I bask in your praise.

Applied to other domains, however, they don't generalize well. So, back to the archetype, the problem here is that what the archtype assumes (at a higher level of resolution) is the JFK (and generations past) version of a warrior; a dashing young officer (because enlisted is low class, ew) who did a few years of service but not a full career, maybe saw some combat, and was in an elegant role; Navy PT boat captain, a British Cavalry officer, WW2 Fighter Ace. Navy SEAL, Green Beret in GWOT? And enlisted? I dunno ... those guys can get into some shit. Again - I firmly believe these are the most pure form of "warriors" we have on the planet today. But the archetype model I started with above doesn't want that, they want Romance Novel Ready Warriors.

Perhaps there is an advantage to service being a normal, expected thing of men of a certain class: it allows us to have the benefit of having veterans in leadership, without those veterans being likely to be freaks. War is a good activity for a man to be exposed to, but men who maximally choose war as a profession are bad choices? At a smaller scale you see that with combat sports, where some exposure to them is a positive for any man, but the men who devote their lives to it are...different.
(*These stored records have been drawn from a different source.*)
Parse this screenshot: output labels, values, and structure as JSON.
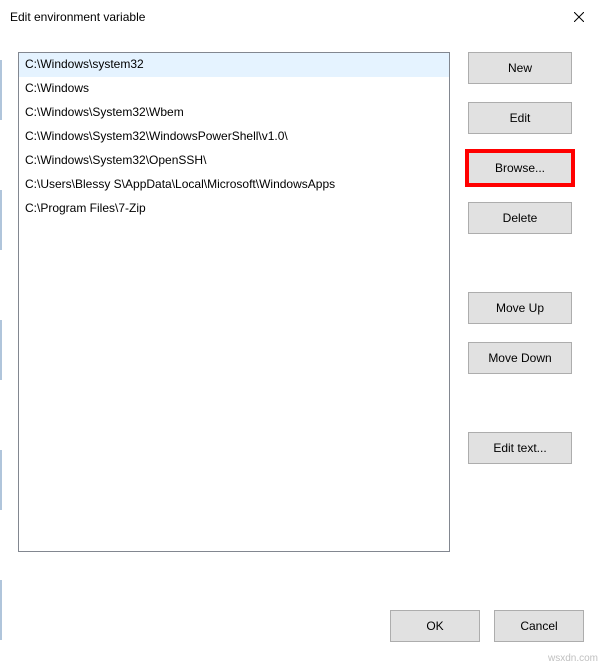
{
  "title": "Edit environment variable",
  "paths": [
    "C:\\Windows\\system32",
    "C:\\Windows",
    "C:\\Windows\\System32\\Wbem",
    "C:\\Windows\\System32\\WindowsPowerShell\\v1.0\\",
    "C:\\Windows\\System32\\OpenSSH\\",
    "C:\\Users\\Blessy S\\AppData\\Local\\Microsoft\\WindowsApps",
    "C:\\Program Files\\7-Zip"
  ],
  "selected_index": 0,
  "buttons": {
    "new": "New",
    "edit": "Edit",
    "browse": "Browse...",
    "delete": "Delete",
    "move_up": "Move Up",
    "move_down": "Move Down",
    "edit_text": "Edit text...",
    "ok": "OK",
    "cancel": "Cancel"
  },
  "watermark": "wsxdn.com"
}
It wasn't at all necessary and, mostly as you pointed out, the product of the lack of concept of real consequences for multiple generations of a family who had grow up as the elite of the elite of the elite.
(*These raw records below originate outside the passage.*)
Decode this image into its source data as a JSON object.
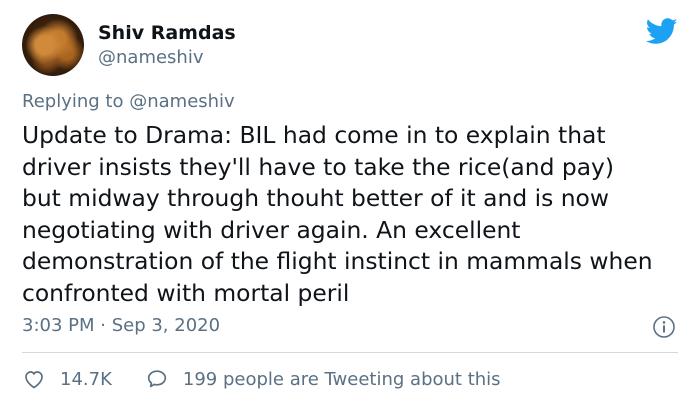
{
  "author": {
    "display_name": "Shiv Ramdas",
    "handle": "@nameshiv",
    "avatar_icon": "profile-avatar"
  },
  "brand": {
    "icon": "twitter-bird-icon",
    "color": "#1da1f2"
  },
  "reply": {
    "prefix": "Replying to",
    "mention": "@nameshiv"
  },
  "tweet": {
    "lines": [
      "Update to Drama: BIL had come in to explain that",
      "driver insists they'll have to take the rice(and pay)",
      "but midway through thouht better of it and is now",
      "negotiating with driver again. An excellent",
      "demonstration of the flight instinct in mammals when",
      "confronted with mortal peril"
    ]
  },
  "meta": {
    "timestamp": "3:03 PM · Sep 3, 2020",
    "info_icon": "info-icon"
  },
  "actions": {
    "likes": "14.7K",
    "like_icon": "heart-icon",
    "conversation": "199 people are Tweeting about this",
    "conversation_icon": "speech-bubble-icon"
  },
  "colors": {
    "text_primary": "#0f1419",
    "text_secondary": "#5b7083",
    "divider": "#cfd9de"
  }
}
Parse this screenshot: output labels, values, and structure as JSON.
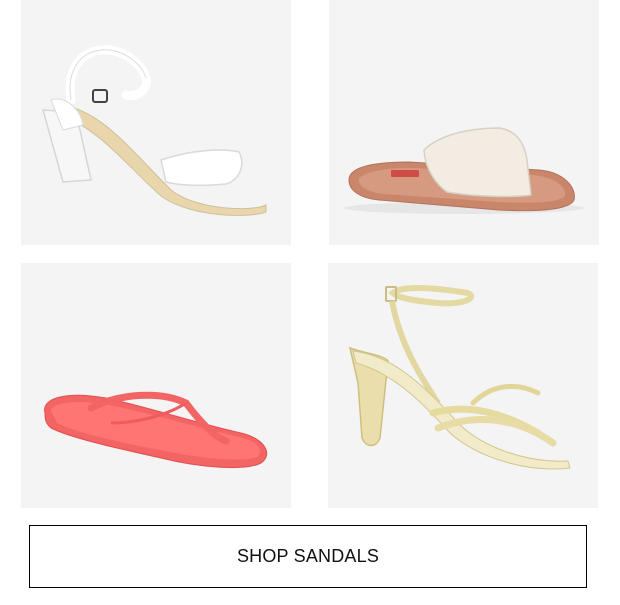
{
  "products": [
    {
      "name": "white-block-heel-sandal",
      "image_color": "#ffffff"
    },
    {
      "name": "cream-slide-sandal",
      "image_color": "#efe9df"
    },
    {
      "name": "coral-flip-flop",
      "image_color": "#f56a6a"
    },
    {
      "name": "gold-strappy-heel",
      "image_color": "#e8dfad"
    }
  ],
  "cta": {
    "label": "SHOP SANDALS"
  }
}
Sure, but then you look at the other examples. Clinton certainly wasn't royalty, but he was the only president to run a federal budget surplus since Nixon, and he fucked like an irresponsible rabbit. Eisenhower was a professional military man his whole career, he kept a mistress. I'm sure the accusation of "Cargo Culting" can be made here, but odds are when you talk about your heroes before the millennium, they had a mistress (the best odds remaining that if they didn't they were gay, or completely bizarrely sexually terrified). So I'm thinking it means something!

The seduction of the Hot Young President gives way to the ugly truth. Goldwater wins in '64 - running on an even stronger "morality" platform.

I disagree, if LBJ made Goldwater look ugly and unstable, Jack Kennedy would have trounced him even harder. Goldwater was a bad candidate for the time.